Linda Sarsour is a former executive director of the Arab American Association of New York and a prominent Palestinian-American political activist. After news of the truck attack in New York had just broken, her first three tweets were all variations on the theme, “the terms terrorism and terrorist are only deployed when perceived Muslims are involved.”

By the fourth tweet, she got around to offering thoughts and prayers, but her drumbeat about Islamophobia and media double standards resumed after that.

Reza Aslan is an author, professor, and a  regular consultant on cable news programs for all things Islamophobic. His Twitter page was, like Ms. Sarsour’s, brimming with grievances against the media for its selective application of the word “terrorist” (a brown Muslim man who mass murders is a “terrorist” but an old white man who does the same is just a “killer” or a “shooter.”).  But  that page contained almost nothing  in the way of sympathy and solidarity.

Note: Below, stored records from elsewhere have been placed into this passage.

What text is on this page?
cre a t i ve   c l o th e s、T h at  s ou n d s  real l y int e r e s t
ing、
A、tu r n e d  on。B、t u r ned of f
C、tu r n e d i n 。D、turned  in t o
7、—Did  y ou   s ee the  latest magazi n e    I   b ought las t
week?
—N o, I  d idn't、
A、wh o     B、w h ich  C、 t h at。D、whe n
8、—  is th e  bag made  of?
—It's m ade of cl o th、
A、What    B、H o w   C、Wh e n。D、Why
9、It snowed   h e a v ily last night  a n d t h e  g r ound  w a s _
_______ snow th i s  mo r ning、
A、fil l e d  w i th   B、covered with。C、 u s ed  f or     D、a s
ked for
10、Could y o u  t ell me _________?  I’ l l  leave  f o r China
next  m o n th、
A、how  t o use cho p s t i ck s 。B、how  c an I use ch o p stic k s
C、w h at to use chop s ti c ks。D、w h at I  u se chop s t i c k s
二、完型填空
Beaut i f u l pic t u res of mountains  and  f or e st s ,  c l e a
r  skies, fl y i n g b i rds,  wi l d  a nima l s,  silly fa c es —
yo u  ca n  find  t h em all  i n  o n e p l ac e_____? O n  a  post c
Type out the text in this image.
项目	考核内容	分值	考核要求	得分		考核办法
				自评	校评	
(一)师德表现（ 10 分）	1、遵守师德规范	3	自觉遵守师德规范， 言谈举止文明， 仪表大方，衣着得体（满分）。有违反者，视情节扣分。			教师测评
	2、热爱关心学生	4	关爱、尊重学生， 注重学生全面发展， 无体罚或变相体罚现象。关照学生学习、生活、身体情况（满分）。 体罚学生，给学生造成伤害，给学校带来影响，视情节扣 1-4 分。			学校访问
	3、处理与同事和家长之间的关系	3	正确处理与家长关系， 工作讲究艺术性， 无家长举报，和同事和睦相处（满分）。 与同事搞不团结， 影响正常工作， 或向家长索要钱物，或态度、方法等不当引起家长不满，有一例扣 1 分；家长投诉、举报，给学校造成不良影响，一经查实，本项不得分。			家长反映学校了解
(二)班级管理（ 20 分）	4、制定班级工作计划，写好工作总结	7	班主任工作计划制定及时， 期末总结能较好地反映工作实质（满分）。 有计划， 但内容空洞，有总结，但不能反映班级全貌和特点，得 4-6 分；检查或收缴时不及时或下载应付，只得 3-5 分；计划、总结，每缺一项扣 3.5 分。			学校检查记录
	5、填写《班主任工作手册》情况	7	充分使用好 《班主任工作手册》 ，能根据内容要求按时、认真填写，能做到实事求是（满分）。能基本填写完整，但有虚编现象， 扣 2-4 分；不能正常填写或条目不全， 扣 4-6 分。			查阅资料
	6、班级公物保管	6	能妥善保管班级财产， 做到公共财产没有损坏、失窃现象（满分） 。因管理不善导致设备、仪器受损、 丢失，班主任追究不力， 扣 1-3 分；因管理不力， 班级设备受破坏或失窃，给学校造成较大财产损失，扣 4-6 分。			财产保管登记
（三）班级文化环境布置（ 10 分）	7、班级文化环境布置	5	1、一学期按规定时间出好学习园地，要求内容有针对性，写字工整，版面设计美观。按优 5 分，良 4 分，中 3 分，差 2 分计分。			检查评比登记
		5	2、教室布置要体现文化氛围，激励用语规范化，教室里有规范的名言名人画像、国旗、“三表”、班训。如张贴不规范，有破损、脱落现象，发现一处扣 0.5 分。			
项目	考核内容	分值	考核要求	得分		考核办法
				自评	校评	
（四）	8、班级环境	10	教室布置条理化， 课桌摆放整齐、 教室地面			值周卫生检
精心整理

Let’s think this through for a moment: The word “terrorism” refers to violence in the service of a political end or creed. Did the Las Vegas shooter have any political motive that we can discern? No? Thus, we don’t call it an act of terror. It has nothing to do with being brown or Muslim. It has everything to do with the presence or absence of a political or ideological cause.

Yet for all of its supposed anti-Muslim bias, much of the media eagerly buys into these activists’ narrative of widespread “Islamophobia” in the U.S. and in the West generally.

On the same day as Sayfullo Saipov’s rampage through lower Manhattan, NBC News ran a story titled, “Muslim Americans again Brace for Backlash after New York Attack.” Mic has since come out with a story (which quotes Mrs. Sarsour at the beginning), “Muslim New Yorkers are Bracing for Hate Crimes after Tuesday’s Attack.”

But there has never been significant anti-Muslim hate crime or “backlash.”

Hate crimes are a very rare offense. Eight people were killed in the U.S. due to hate crimes in 2015, according to FBI statistics.

Roughly 20 percent of hate crimes were directed at people based on their religion. And here’s the startling, instructive fact: Of these anti-religious hate crimes, crimes against Jews, based on anti-Semitism, outnumber the crimes against Muslims — five-to-one. And this is every year, even in 2002, the year after 9/​11.

So why, when the media talk about anti-religious hate crimes, do we never hear mention of Jewish people?

One reason might be that the PC high priests in humanities departments in colleges across the country have not designated them one of society’s “oppressed” groups.

In any event, the victims of the New York attack were the eight people who died, including five who came together from Argentina for the “trip of a lifetime,” and more than a dozen people who were wounded. The victims in this, and all cases of terror, are the actual victims.